When a sensory stimulus reaches our brain, it doesn't drop in calm waters - brains are always agitated with spontaneous activity. Like a surfer, the stimulus has to catch the right wave of activity at the right time to emerge into consciousness. Right in between two waves is the perfect time to do so, argue Giovanni Rabuffo and Pierpaolo Sorrentino of the Human Brain Project.
We know from extensive experiments that the brain can perceive sensory stimuli even when we are not aware of them: while some information reaches the 'consciousness threshold', other simply does not, even given comparable incoming stimuli.
[...] How come the same stimulus reaches consciousness in certain moments, and fails to do so in others? As this stimulus is the same, it must depend on something changing in the brain.

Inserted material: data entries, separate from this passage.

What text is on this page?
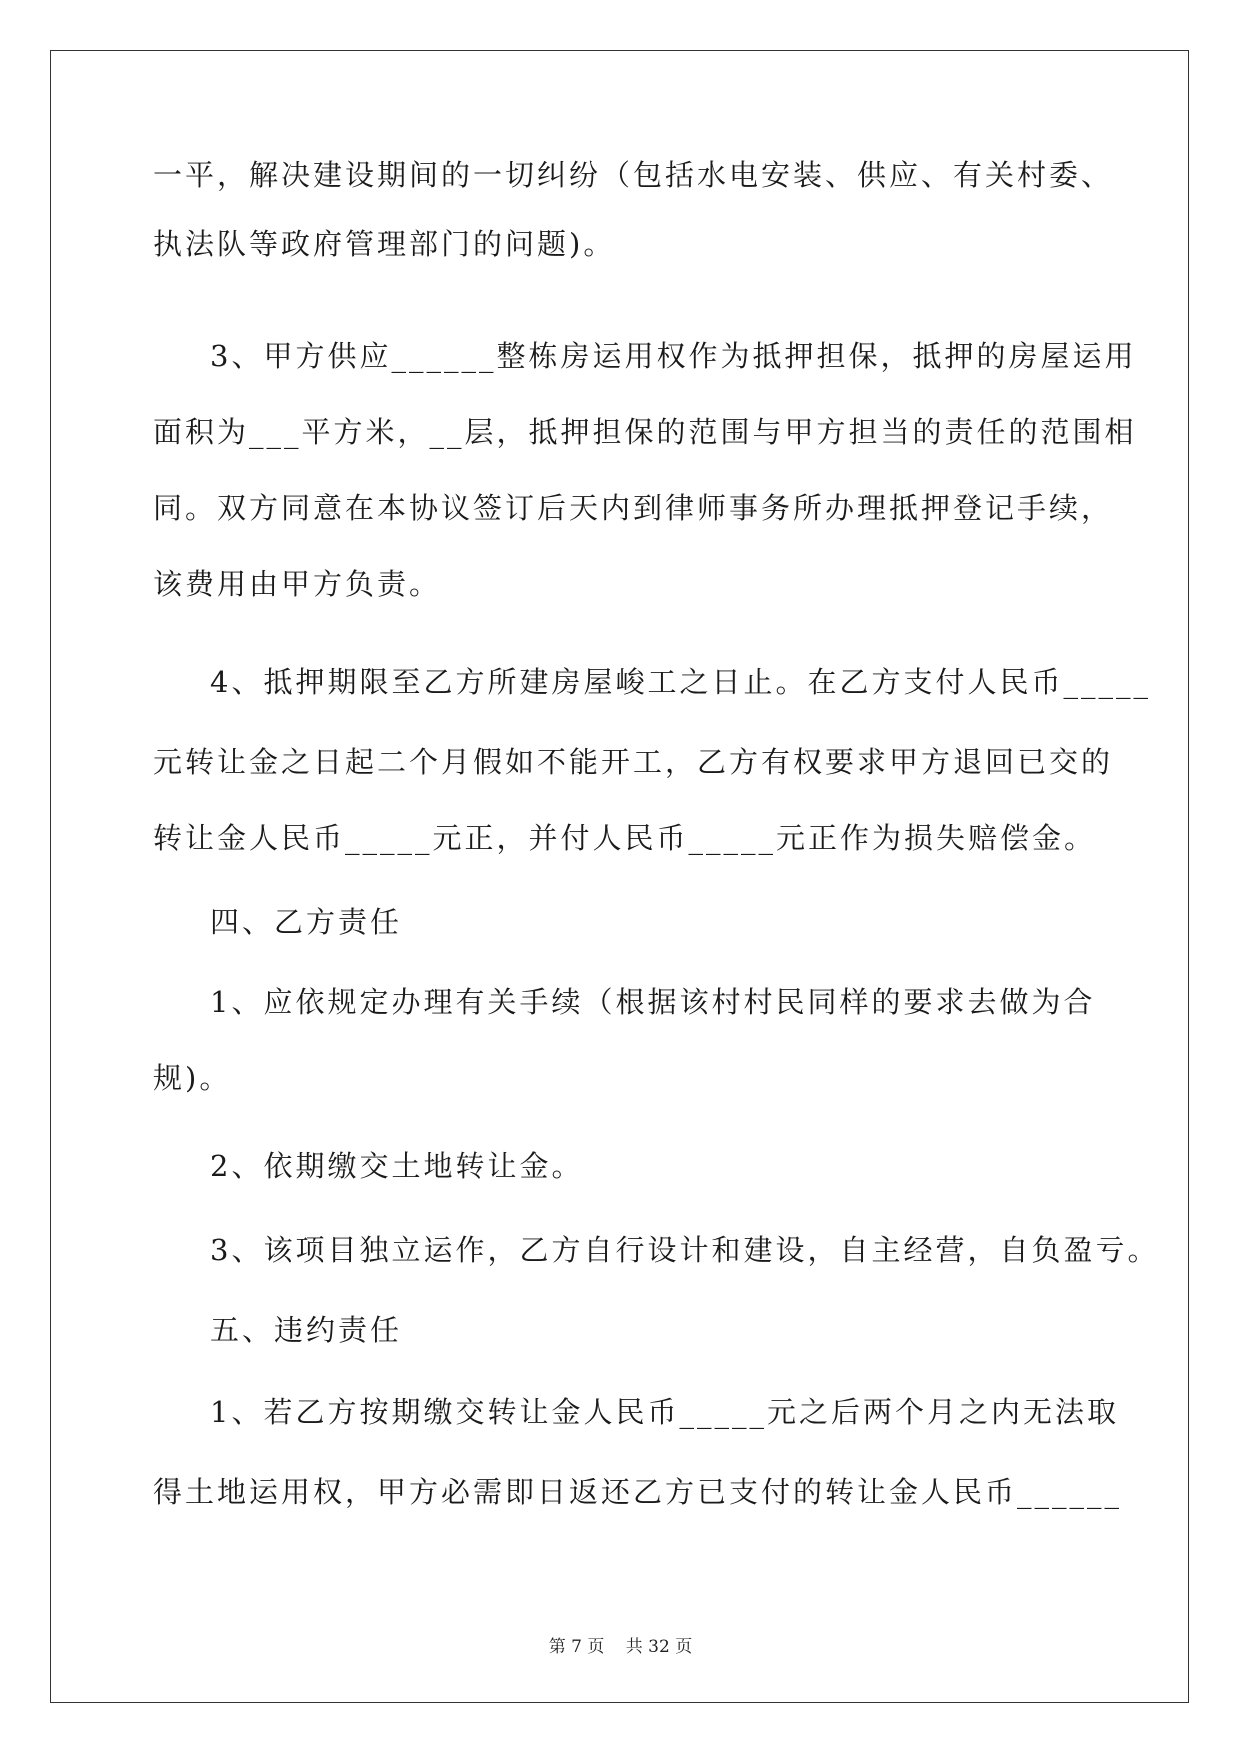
一平，解决建设期间的一切纠纷（包括水电安装、供应、有关村委、
执法队等政府管理部门的问题)。
3、甲方供应______整栋房运用权作为抵押担保，抵押的房屋运用
面积为___平方米，__层，抵押担保的范围与甲方担当的责任的范围相
同。双方同意在本协议签订后天内到律师事务所办理抵押登记手续，
该费用由甲方负责。
4、抵押期限至乙方所建房屋峻工之日止。在乙方支付人民币_____
元转让金之日起二个月假如不能开工，乙方有权要求甲方退回已交的
转让金人民币_____元正，并付人民币_____元正作为损失赔偿金。
四、乙方责任
1、应依规定办理有关手续（根据该村村民同样的要求去做为合
规)。
2、依期缴交土地转让金。
3、该项目独立运作，乙方自行设计和建设，自主经营，自负盈亏。
五、违约责任
1、若乙方按期缴交转让金人民币_____元之后两个月之内无法取
得土地运用权，甲方必需即日返还乙方已支付的转让金人民币______
第 7 页 共 32 页
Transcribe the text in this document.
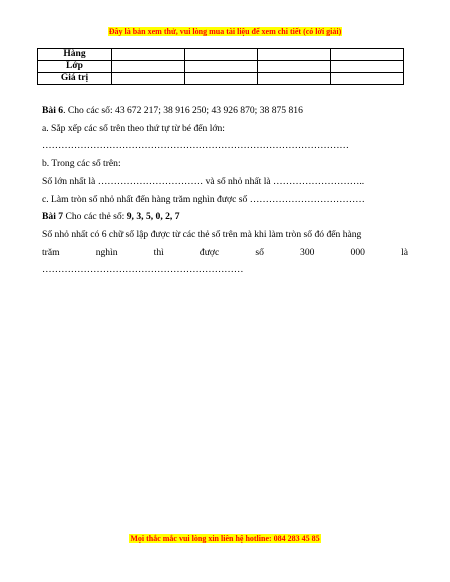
Đây là bản xem thử, vui lòng mua tài liệu để xem chi tiết (có lời giải)
Hàng				
Lớp				
Giá trị				

Bài 6. Cho các số: 43 672 217; 38 916 250; 43 926 870; 38 875 816

a. Sắp xếp các số trên theo thứ tự từ bé đến lớn:

……………………………………………………………………………………

b. Trong các số trên:

Số lớn nhất là …………………………… và số nhỏ nhất là ………………………..

c. Làm tròn số nhỏ nhất đến hàng trăm nghìn được số ………………………………

Bài 7 Cho các thẻ số: 9, 3, 5, 0, 2, 7

Số nhỏ nhất có 6 chữ số lập được từ các thẻ số trên mà khi làm tròn số đó đến hàng

trăm nghìn thì được số 300 000 là

………………………………………………………

Mọi thắc mắc vui lòng xin liên hệ hotline: 084 283 45 85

[...] In recent years, neuroimaging has shown that 'becoming aware of a stimulus' comes with a burst of activations that spread across the brain. However, similar such bursts spontaneously stretch across the brain at all times, even in the absence of stimuli. These bursts are often referred to as 'neuronal avalanches'', borrowing the concept of avalanches from statistical mechanics. And we experience these spontaneous avalanches during rest, while we are typically conscious. Is there a way to unify conscious perception, spontaneous brain activity, and neuronal avalanches?